Bilan

Des filons à investir améliorer le taux d’intégration dans l’industrie automobile

L’industrie automobile peut tabler sur les atouts qui ont fait son succès. Le financement, la formation, la visibilité et l’accompagnement politique, éléments clés pour séduire de nouveaux investisseurs.

La filière automobile est un fleuron de l’industrie nationale. Au fil des années, elle s’est adjugée une place de référence dans le paysage économique national, au point de devenir le premier exportateur devant des secteurs historiques et stratégiques à l’image des phosphates, des produits agricoles ou du textile. L’activité s’est inscrite dans une forte dynamique de développement, aidée en cela par les mesures d’accompagnement initiées par l’Etat et aussi l’émergence d’un environnement d’affaires très attractif. En dépit des contraintes liées à la pandémie, le secteur a réalisé un chiffre d’affaires de 72,18 milliards de DH en 2020.

Entre 2014 et septembre 2021, il a pu créer plus de 180.761 emplois. Actuellement, sa capacité de production atteint 700.000 véhicules par an. «Les objectifs initiaux du Plan d’accélération industrielle (PAI), soit la création de 90.000 emplois et la production annuelle de 600.000 véhicules, ont été dépassés. Nous ne devons pas ce succès au hasard !», a souligné dernièrement Ryad Mezzour, ministre du Commerce et de l’Industrie.

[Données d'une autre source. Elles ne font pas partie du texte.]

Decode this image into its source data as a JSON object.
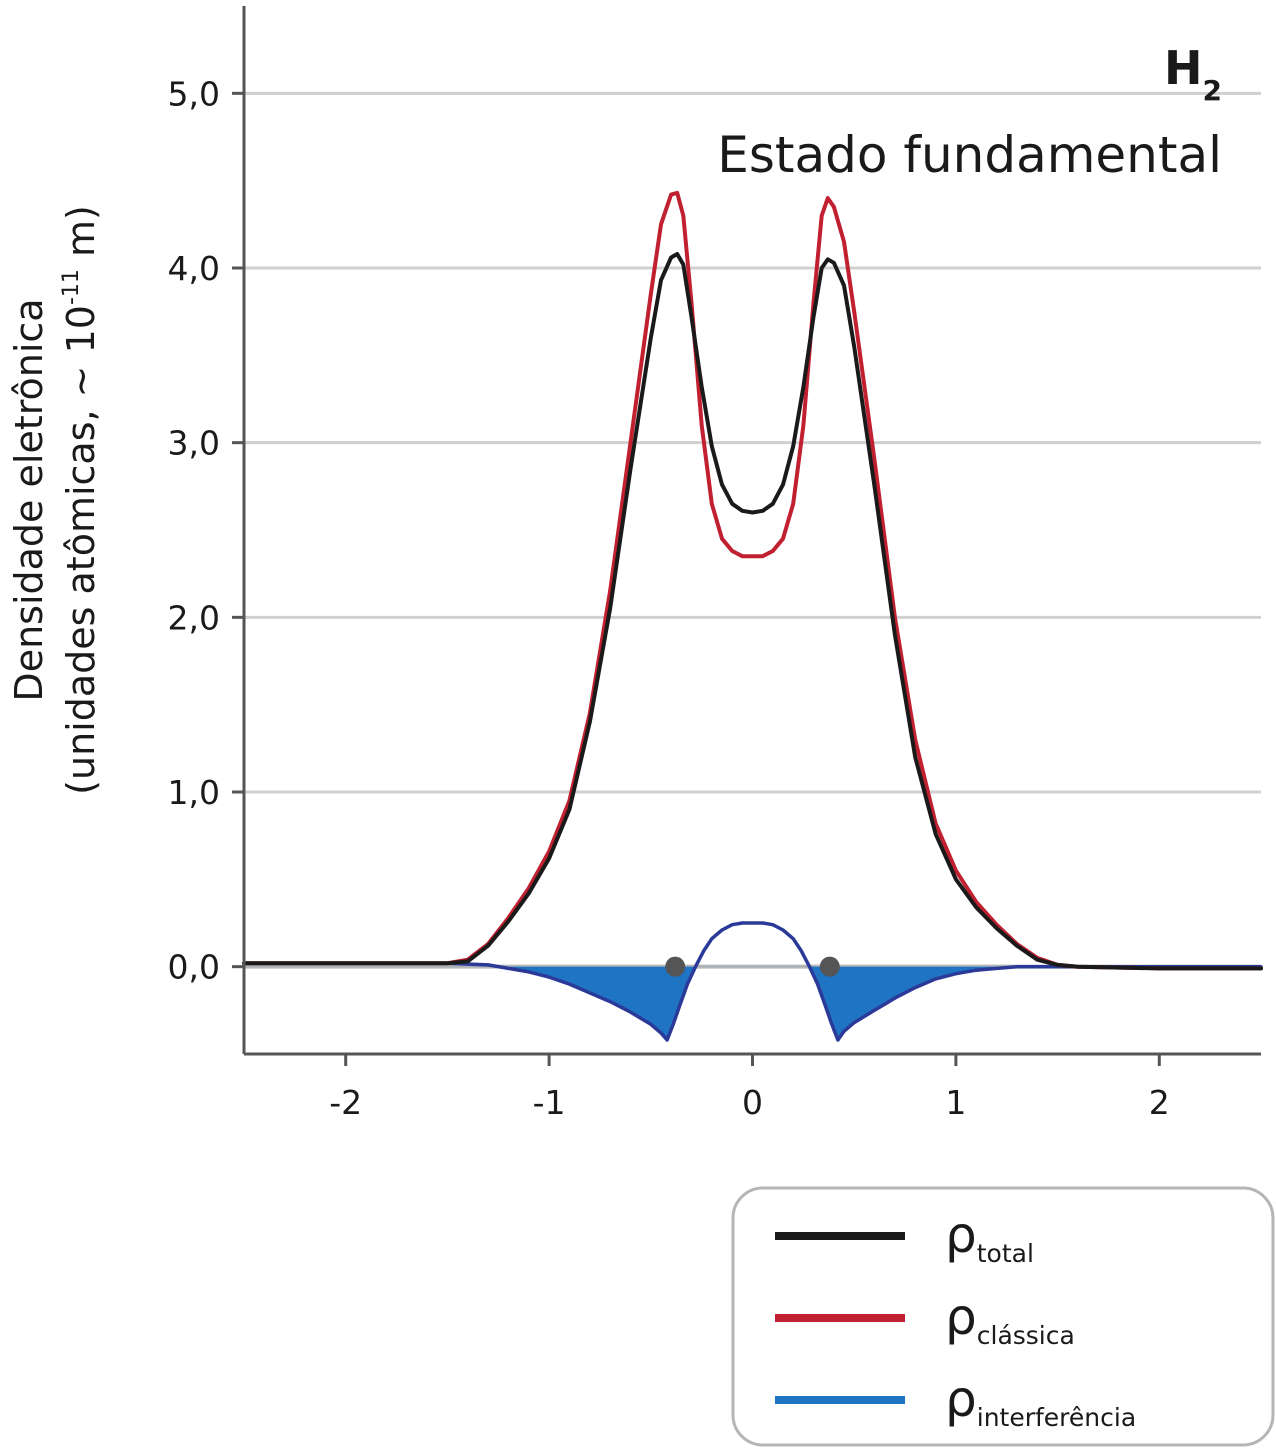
{
  "chart_data": {
    "type": "line",
    "title": "H",
    "title_subscript": "2",
    "subtitle": "Estado fundamental",
    "ylabel_line1": "Densidade eletrônica",
    "ylabel_line2": "(unidades atômicas, ~ 10",
    "ylabel_exponent": "-11",
    "ylabel_tail": " m)",
    "xlabel": "",
    "xlim": [
      -2.5,
      2.5
    ],
    "ylim": [
      -0.5,
      5.5
    ],
    "x_ticks": [
      -2,
      -1,
      0,
      1,
      2
    ],
    "x_tick_labels": [
      "-2",
      "-1",
      "0",
      "1",
      "2"
    ],
    "y_ticks": [
      0,
      1,
      2,
      3,
      4,
      5
    ],
    "y_tick_labels": [
      "0,0",
      "1,0",
      "2,0",
      "3,0",
      "4,0",
      "5,0"
    ],
    "grid": "horizontal",
    "legend_position": "below-right",
    "nuclei": [
      -0.38,
      0.38
    ],
    "series": [
      {
        "name": "ρ",
        "subscript": "total",
        "color": "#1a1a1a",
        "x": [
          -2.5,
          -2.0,
          -1.5,
          -1.4,
          -1.3,
          -1.2,
          -1.1,
          -1.0,
          -0.9,
          -0.8,
          -0.7,
          -0.6,
          -0.5,
          -0.45,
          -0.4,
          -0.37,
          -0.34,
          -0.3,
          -0.25,
          -0.2,
          -0.15,
          -0.1,
          -0.05,
          0.0,
          0.05,
          0.1,
          0.15,
          0.2,
          0.25,
          0.3,
          0.34,
          0.37,
          0.4,
          0.45,
          0.5,
          0.6,
          0.7,
          0.8,
          0.9,
          1.0,
          1.1,
          1.2,
          1.3,
          1.4,
          1.5,
          1.6,
          2.0,
          2.5
        ],
        "values": [
          0.02,
          0.02,
          0.02,
          0.03,
          0.12,
          0.26,
          0.42,
          0.62,
          0.9,
          1.4,
          2.05,
          2.85,
          3.6,
          3.93,
          4.06,
          4.08,
          4.02,
          3.72,
          3.32,
          2.98,
          2.76,
          2.65,
          2.61,
          2.6,
          2.61,
          2.65,
          2.76,
          2.98,
          3.32,
          3.72,
          4.0,
          4.05,
          4.03,
          3.9,
          3.55,
          2.75,
          1.9,
          1.2,
          0.76,
          0.5,
          0.34,
          0.22,
          0.12,
          0.04,
          0.01,
          0.0,
          -0.01,
          -0.01
        ]
      },
      {
        "name": "ρ",
        "subscript": "clássica",
        "color": "#c0202f",
        "x": [
          -2.5,
          -2.0,
          -1.5,
          -1.4,
          -1.3,
          -1.2,
          -1.1,
          -1.0,
          -0.9,
          -0.8,
          -0.7,
          -0.6,
          -0.5,
          -0.45,
          -0.4,
          -0.37,
          -0.34,
          -0.3,
          -0.25,
          -0.2,
          -0.15,
          -0.1,
          -0.05,
          0.0,
          0.05,
          0.1,
          0.15,
          0.2,
          0.25,
          0.3,
          0.34,
          0.37,
          0.4,
          0.45,
          0.5,
          0.6,
          0.7,
          0.8,
          0.9,
          1.0,
          1.1,
          1.2,
          1.3,
          1.4,
          1.5,
          1.6,
          2.0,
          2.5
        ],
        "values": [
          0.02,
          0.02,
          0.02,
          0.04,
          0.13,
          0.28,
          0.45,
          0.66,
          0.95,
          1.45,
          2.15,
          3.0,
          3.85,
          4.25,
          4.42,
          4.43,
          4.3,
          3.8,
          3.1,
          2.65,
          2.45,
          2.38,
          2.35,
          2.35,
          2.35,
          2.38,
          2.45,
          2.65,
          3.1,
          3.8,
          4.3,
          4.4,
          4.35,
          4.15,
          3.75,
          2.9,
          2.0,
          1.3,
          0.82,
          0.55,
          0.37,
          0.24,
          0.13,
          0.05,
          0.01,
          0.0,
          -0.01,
          -0.01
        ]
      },
      {
        "name": "ρ",
        "subscript": "interferência",
        "color": "#1f74c4",
        "line_color": "#2b3a99",
        "x": [
          -2.5,
          -2.0,
          -1.5,
          -1.3,
          -1.2,
          -1.1,
          -1.0,
          -0.9,
          -0.8,
          -0.7,
          -0.6,
          -0.5,
          -0.45,
          -0.42,
          -0.39,
          -0.36,
          -0.32,
          -0.28,
          -0.24,
          -0.2,
          -0.15,
          -0.1,
          -0.05,
          0.0,
          0.05,
          0.1,
          0.15,
          0.2,
          0.24,
          0.28,
          0.32,
          0.36,
          0.39,
          0.42,
          0.45,
          0.5,
          0.6,
          0.7,
          0.8,
          0.9,
          1.0,
          1.1,
          1.2,
          1.3,
          1.5,
          2.0,
          2.5
        ],
        "values": [
          0.02,
          0.02,
          0.02,
          0.01,
          -0.01,
          -0.03,
          -0.06,
          -0.1,
          -0.15,
          -0.2,
          -0.26,
          -0.33,
          -0.38,
          -0.42,
          -0.33,
          -0.23,
          -0.1,
          0.0,
          0.09,
          0.16,
          0.21,
          0.24,
          0.25,
          0.25,
          0.25,
          0.24,
          0.21,
          0.16,
          0.09,
          0.0,
          -0.1,
          -0.23,
          -0.33,
          -0.42,
          -0.37,
          -0.32,
          -0.25,
          -0.18,
          -0.12,
          -0.07,
          -0.04,
          -0.02,
          -0.01,
          0.0,
          0.0,
          0.0,
          0.0
        ]
      }
    ]
  }
}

Lors d’une rencontre avec l’Association marocaine de l’industrie et de la construction automobile (Amica), il a affirmé que «cet essor, nous le devons à l’excellence de la production nationale et aux écosystèmes mis en place ayant fait du ‘made in Morocco’ une référence internationale. Notre plateforme industrielle automobile exporte vers plus de 74 pays dans le monde, avec un taux d’intégration locale de 60%», a-t-il ajouté. Force est de reconnaître que les perspectives d’avenir pour augmenter le taux d’intégration sont très prometteuses, car plusieurs filières sont encore peu ou pas investies. Il y a quelques années, personne ne pouvait imaginer que le Royaume pouvait intégrer le top ten en termes de volume des véhicules produits. Au niveau de la compétitivité, le Maroc est troisième derrière la Chine et l’Inde. Ces atouts sont un ingrédient nécessaire pour permettre à l’industrie automobile nationale de hisser son niveau d’excellence.

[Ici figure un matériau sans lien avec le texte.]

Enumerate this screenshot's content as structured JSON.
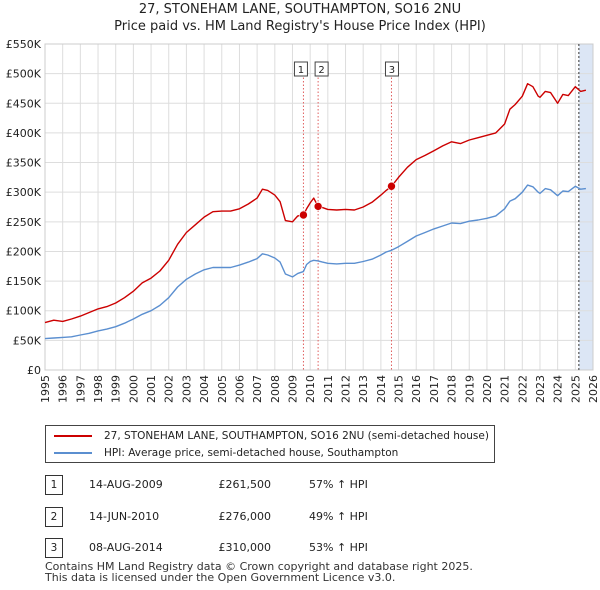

«Il faut capitaliser sur les éléments ayant permis au secteur de se forger la place qu’il occupe actuellement, notamment sa stabilité politique, la proximité géographique du pays avec les donneurs d’ordre, les coûts des facteurs de production compétitifs, un effort en matière de promotion de la filière à l’international et un environnement de l’entreprise adéquat. L’activité industrielle est capitalistique et les investisseurs ont besoin de visibilité pour le long terme», souligne Youssef Idrissi, professeur d’économie industrielle. «Le Maroc a intérêt à investir de nouvelles filières à forte valeur ajoutée tant sur le plan technique que sur le plan économique afin de hisser le niveau de l’activité. A cet égard, il faut encourager la recherche et développement et soutenir la formation de pointe des ressources humaines pour répondre aux besoins des équipementiers», explique Idrissi.

Il est utile de préciser que la plupart des équipementiers automobiles au Maroc sont des filiales de multinationales étrangères. Ces entreprises sont créées parfois en partenariat avec des opérateurs marocains, mais la présence de capitaux locaux laisse beaucoup à désirer comparativement à d’autres pays.